An example of the coefficient_name coordinate is:

AuxCoord(array(['gamma', 'delta', 'alpha', 'beta'], dtype='<U5'), standard_name=None, units=Unit('no_unit'), long_name='coefficient_name')
Parameters
  • optimised_coeffs (list) – List of optimised coefficients. Order of coefficients is [gamma, delta, alpha, beta].

  • historic_forecast (iris.cube.Cube) – The cube containing the historic forecast.

Returns

Cube constructed using the coefficients provided and using metadata from the historic_forecast cube. The cube contains a coefficient_index dimension coordinate where the points of the coordinate are integer values and a coefficient_name auxiliary coordinate where the points of the coordinate are e.g. gamma, delta, alpha, beta.

Return type

iris.cube.Cube

Raises

ValueError – If the number of coefficients in the optimised_coeffs does not match the expected number.

static mask_cube(cube, landsea_mask)[source]

Mask the input cube using the given landsea_mask. Sea points are filled with nans and masked.

Parameters
  • cube (iris.cube.Cube) – A cube to be masked, on the same grid as the landsea_mask. The last two dimensions on this cube must match the dimensions in the landsea_mask cube.

  • landsea_mask (iris.cube.Cube) – A cube containing a land-sea mask.
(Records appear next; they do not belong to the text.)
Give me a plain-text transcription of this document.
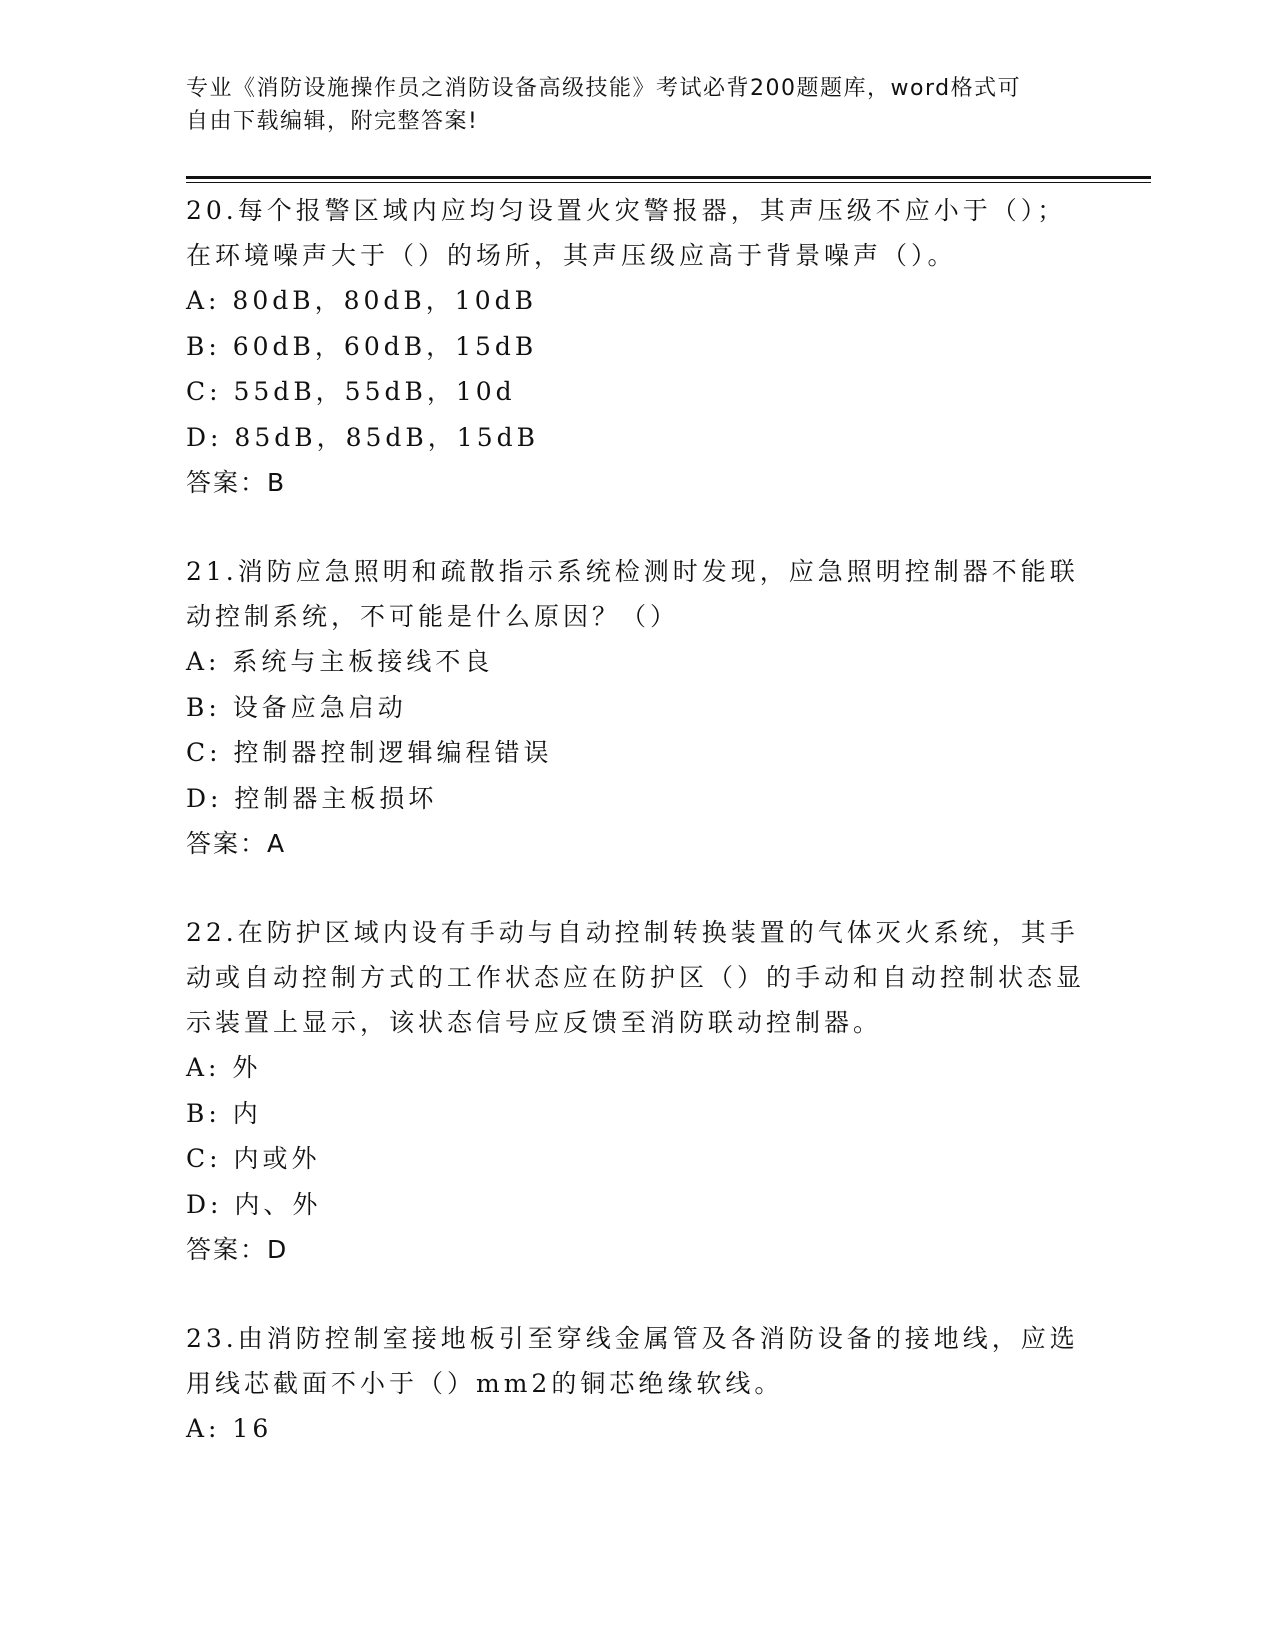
专业《消防设施操作员之消防设备高级技能》考试必背200题题库，word格式可
自由下载编辑，附完整答案!

20.每个报警区域内应均匀设置火灾警报器，其声压级不应小于（）；在环境噪声大于（）的场所，其声压级应高于背景噪声（）。

A: 80dB，80dB，10dB
B: 60dB，60dB，15dB
C: 55dB，55dB，10d
D: 85dB，85dB，15dB
答案：B

21.消防应急照明和疏散指示系统检测时发现，应急照明控制器不能联动控制系统，不可能是什么原因？（）

A: 系统与主板接线不良
B: 设备应急启动
C: 控制器控制逻辑编程错误
D: 控制器主板损坏
答案：A

22.在防护区域内设有手动与自动控制转换装置的气体灭火系统，其手动或自动控制方式的工作状态应在防护区（）的手动和自动控制状态显示装置上显示，该状态信号应反馈至消防联动控制器。

A: 外
B: 内
C: 内或外
D: 内、外
答案：D

23.由消防控制室接地板引至穿线金属管及各消防设备的接地线，应选用线芯截面不小于（）mm2的铜芯绝缘软线。

A: 16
Within the land-sea mask cube land points should be specified as ones, and sea points as zeros.

Raises

IndexError – if the cube and landsea_mask shapes are not compatible.

process(historic_forecast, truth, landsea_mask=None)[source]
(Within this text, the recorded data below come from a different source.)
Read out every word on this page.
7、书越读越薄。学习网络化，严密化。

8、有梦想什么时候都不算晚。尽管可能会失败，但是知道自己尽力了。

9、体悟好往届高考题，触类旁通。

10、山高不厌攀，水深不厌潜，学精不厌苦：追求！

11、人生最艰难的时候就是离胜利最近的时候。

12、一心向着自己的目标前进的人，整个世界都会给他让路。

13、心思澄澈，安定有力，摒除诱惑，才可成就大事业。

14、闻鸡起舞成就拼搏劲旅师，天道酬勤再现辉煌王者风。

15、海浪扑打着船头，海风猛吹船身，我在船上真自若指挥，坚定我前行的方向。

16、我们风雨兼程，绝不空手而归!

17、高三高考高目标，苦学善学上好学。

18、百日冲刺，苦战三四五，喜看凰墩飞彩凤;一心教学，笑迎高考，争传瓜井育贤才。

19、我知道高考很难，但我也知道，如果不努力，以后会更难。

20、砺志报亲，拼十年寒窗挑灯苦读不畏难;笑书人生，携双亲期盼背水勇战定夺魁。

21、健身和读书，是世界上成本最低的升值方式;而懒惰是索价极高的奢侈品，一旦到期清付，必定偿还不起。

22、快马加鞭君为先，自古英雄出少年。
Using Nonhomogeneous Gaussian Regression/Ensemble Model Output Statistics, estimate the required coefficients from historical forecasts.

The main contents of this method is:

  1. Check that the predictor_of_mean_flag is valid.

  2. Filter the historic forecasts and truth to ensure that these inputs match in validity time.

  3. Apply unit conversion to ensure that the historic forecasts and truth have the desired units for calibration.

  4. Calculate the variance of the historic forecasts. If the chosen predictor is the mean, also calculate the mean of the historic forecasts.

  5. If a land-sea mask is provided then mask out sea points in the truth and predictor from the historic forecasts.

  6. Calculate initial guess at coefficient values by performing a linear regression, if requested, otherwise default values are used.

  7. Perform minimisation.

Parameters
  • historic_forecast (iris.cube.Cube) – The cube containing the historical forecasts used for calibration.

  • truth (iris.cube.Cube) – The cube containing the truth used for calibration.

  • landsea_mask (iris.cube.Cube) – The optional cube containing a land-sea mask. If provided, only land points are used to calculate the coefficients. Within the land-sea mask cube land points should be specified as ones, and sea points as zeros.

Returns

Cube containing the coefficients estimated using EMOS. The cube contains a coefficient_index dimension coordinate and a coefficient_name auxiliary coordinate.

Return type

iris.cube.Cube

Raises

ValueError – If the units of the historic and truth cubes do not match.